OTTAWA (Reuters) — The federal government plans to modernize Statistics Canada, including identifying new ways of collecting data and making it easier for people and businesses to find and use the information.
Innovation Minister Navdeep Bains told business leaders at an Environics Analytics event in Toronto that Canada wants to become a leader in an increasingly data-driven world.
With data available more quickly and from a wider variety of sources than ever before, Statistics Canada must innovate to meet the needs of Canadians, Bains said.
The agency releases the country’s official economic data on everything from jobs to gross domestic product to trade. The reports are closely watched by markets and investors. Bains is responsible for Statistics Canada, though the agency operates at arms-length from the government.
Questions were raised about the agency’s operations last year when its head abruptly quit, while its website has been plagued by outages and delays.
Bains identified a number of key focus areas, including finding new methods of generating and collecting data that go beyond surveys.
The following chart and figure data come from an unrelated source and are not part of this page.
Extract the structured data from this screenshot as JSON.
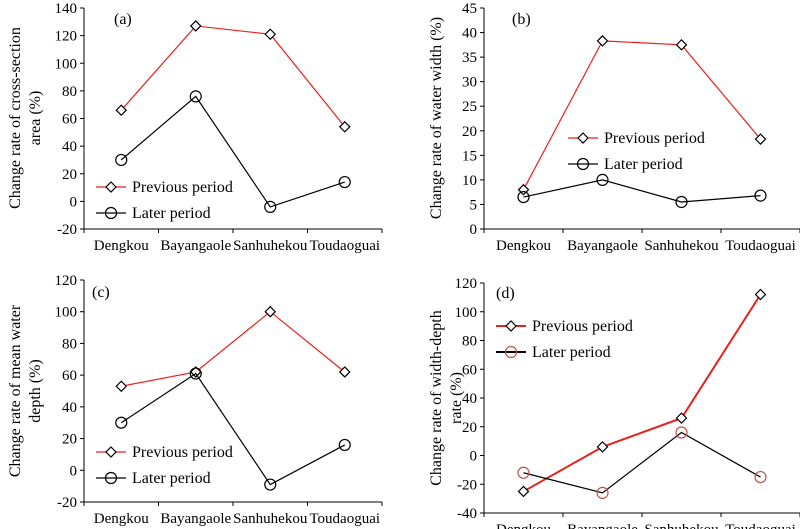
{
  "chart_data": [
    {
      "type": "line",
      "panel_label": "(a)",
      "ylabel_lines": [
        "Change rate of cross-section",
        "area (%)"
      ],
      "categories": [
        "Dengkou",
        "Bayangaole",
        "Sanhuhekou",
        "Toudaoguai"
      ],
      "ylim": [
        -20,
        140
      ],
      "yticks": [
        -20,
        0,
        20,
        40,
        60,
        80,
        100,
        120,
        140
      ],
      "legend_position": "bottom-right",
      "series": [
        {
          "name": "Previous period",
          "marker": "diamond",
          "line_color": "#e8201c",
          "marker_color": "#000000",
          "values": [
            66,
            127,
            121,
            54
          ]
        },
        {
          "name": "Later period",
          "marker": "circle",
          "line_color": "#000000",
          "marker_color": "#000000",
          "values": [
            30,
            76,
            -4,
            14
          ]
        }
      ]
    },
    {
      "type": "line",
      "panel_label": "(b)",
      "ylabel_lines": [
        "Change rate of water width (%)"
      ],
      "categories": [
        "Dengkou",
        "Bayangaole",
        "Sanhuhekou",
        "Toudaoguai"
      ],
      "ylim": [
        0,
        45
      ],
      "yticks": [
        0,
        5,
        10,
        15,
        20,
        25,
        30,
        35,
        40,
        45
      ],
      "legend_position": "center-left",
      "series": [
        {
          "name": "Previous period",
          "marker": "diamond",
          "line_color": "#e8201c",
          "marker_color": "#000000",
          "values": [
            8,
            38.3,
            37.5,
            18.3
          ]
        },
        {
          "name": "Later period",
          "marker": "circle",
          "line_color": "#000000",
          "marker_color": "#000000",
          "values": [
            6.5,
            10,
            5.5,
            6.8
          ]
        }
      ]
    },
    {
      "type": "line",
      "panel_label": "(c)",
      "ylabel_lines": [
        "Change rate of mean water",
        "depth (%)"
      ],
      "categories": [
        "Dengkou",
        "Bayangaole",
        "Sanhuhekou",
        "Toudaoguai"
      ],
      "ylim": [
        -20,
        120
      ],
      "yticks": [
        -20,
        0,
        20,
        40,
        60,
        80,
        100,
        120
      ],
      "legend_position": "bottom-left",
      "series": [
        {
          "name": "Previous period",
          "marker": "diamond",
          "line_color": "#e8201c",
          "marker_color": "#000000",
          "values": [
            53,
            62,
            100,
            62
          ]
        },
        {
          "name": "Later period",
          "marker": "circle",
          "line_color": "#000000",
          "marker_color": "#000000",
          "values": [
            30,
            61,
            -9,
            16
          ]
        }
      ]
    },
    {
      "type": "line",
      "panel_label": "(d)",
      "ylabel_lines": [
        "Change rate of width-depth",
        "rate (%)"
      ],
      "categories": [
        "Dengkou",
        "Bayangaole",
        "Sanhuhekou",
        "Toudaoguai"
      ],
      "ylim": [
        -40,
        120
      ],
      "yticks": [
        -40,
        -20,
        0,
        20,
        40,
        60,
        80,
        100,
        120
      ],
      "legend_position": "top-left",
      "series": [
        {
          "name": "Previous period",
          "marker": "diamond",
          "line_color": "#e8201c",
          "marker_color": "#000000",
          "values": [
            -25,
            6,
            26,
            112
          ]
        },
        {
          "name": "Later period",
          "marker": "circle",
          "line_color": "#000000",
          "marker_color": "#c0504d",
          "values": [
            -12,
            -26,
            16,
            -15
          ]
        }
      ]
    }
  ]
}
The government also wants to look at new ways to integrate data from a variety of sources and make the data easier for businesses and analysts to use by making it available in its raw form.
Such changes would allow software developers to use simple tools to access data sets without the need for specialized knowledge of government agencies or programs.
Still, Bains made clear that the plans are in their early stages, with the government seeking input from Canadians through the rest of the summer and into the fall.
The federal budget released earlier this year allocated $39.9 million over five years to Statistics Canada to create a database of home sales in the country. Critics have long argued that Canada does not track enough data on its housing market, making it difficult to quantify risks.